Well according to the authoritative Maureen Dowd who learned everything about the country in a whirlwind week and a half as she writes in her column entitled "Loosey-Goosey Saudi:"
[A]fter spending 10 days here, I can confirm that, at their own galactically glacial pace, they are chipping away at gender apartheid and cultural repression.
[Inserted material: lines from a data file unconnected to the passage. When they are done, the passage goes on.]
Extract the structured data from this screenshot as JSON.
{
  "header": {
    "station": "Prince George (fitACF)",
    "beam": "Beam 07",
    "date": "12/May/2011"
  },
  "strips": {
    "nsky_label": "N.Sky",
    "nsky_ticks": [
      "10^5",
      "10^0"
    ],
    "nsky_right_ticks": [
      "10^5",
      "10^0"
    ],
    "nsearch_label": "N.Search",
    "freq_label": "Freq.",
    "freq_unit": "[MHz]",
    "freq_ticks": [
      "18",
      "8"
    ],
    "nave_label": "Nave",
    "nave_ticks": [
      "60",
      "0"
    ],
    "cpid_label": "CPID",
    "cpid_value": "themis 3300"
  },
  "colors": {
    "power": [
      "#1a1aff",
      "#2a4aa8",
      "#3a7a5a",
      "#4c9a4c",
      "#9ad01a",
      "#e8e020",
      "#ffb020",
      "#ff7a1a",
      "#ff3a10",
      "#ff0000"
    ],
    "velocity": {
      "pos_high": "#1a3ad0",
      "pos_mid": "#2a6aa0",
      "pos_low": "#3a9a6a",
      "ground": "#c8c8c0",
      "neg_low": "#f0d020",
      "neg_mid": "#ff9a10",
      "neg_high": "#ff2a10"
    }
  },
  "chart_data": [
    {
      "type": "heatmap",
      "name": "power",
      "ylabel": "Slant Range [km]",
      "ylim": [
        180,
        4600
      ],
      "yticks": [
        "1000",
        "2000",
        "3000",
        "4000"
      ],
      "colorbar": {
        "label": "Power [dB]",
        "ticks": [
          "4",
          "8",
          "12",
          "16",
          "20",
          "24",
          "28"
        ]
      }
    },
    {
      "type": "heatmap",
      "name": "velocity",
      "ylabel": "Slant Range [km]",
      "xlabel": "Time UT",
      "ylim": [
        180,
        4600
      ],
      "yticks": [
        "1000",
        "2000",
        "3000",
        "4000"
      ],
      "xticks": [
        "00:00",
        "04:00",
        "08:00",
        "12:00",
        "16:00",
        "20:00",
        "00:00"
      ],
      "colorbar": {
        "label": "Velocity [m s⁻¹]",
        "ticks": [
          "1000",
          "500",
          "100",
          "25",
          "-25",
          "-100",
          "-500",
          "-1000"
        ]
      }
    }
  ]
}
(snip)Yet by the Saudis' premodern standards, the 85-year-old King Abdullah, with a harem of wives, is a social revolutionary. The kingdom just announced a new law that will allow female lawyers to appear in court for the first time, if only for female clients on family cases. Last month, the king appointed the first woman to the council of ministers. Last year, he opened the first co-ed university. He has encouraged housing developments with architecture that allows families, and boys and girls within families, to communicate more freely.Young Saudi women whom I interviewed said that the popular king has relaxed the grip of the bullying mutawa, the bearded religious police officers who patrol the streets ready to throw you in the clink at the first sign of fun or skin.(snip)The attempts at more tolerance are belated baby steps to the outside world but in this veiled, curtained and obscured fortress, they are '60s-style cataclysmic social changes. Last week, Sheik Abdul Rahman al-Barrak, a pugnacious cleric, shocked Saudis by issuing a fatwa against those who facilitate the mixing of men and women. Given that such a fatwa clearly would include the king, Prince Saud dismissed it."I think the trend for reform is set, and there is no looking back," he told me. "Clerics who every now and then come with statements in the opposite direction are releasing frustration rather than believing that they can stop the trend and turn back the clock."I said that women I talked to were sanguine that they'd be allowed to drive in the next few years. "I hope so," he murmured, suggesting I bring an international driver's license on my next visit.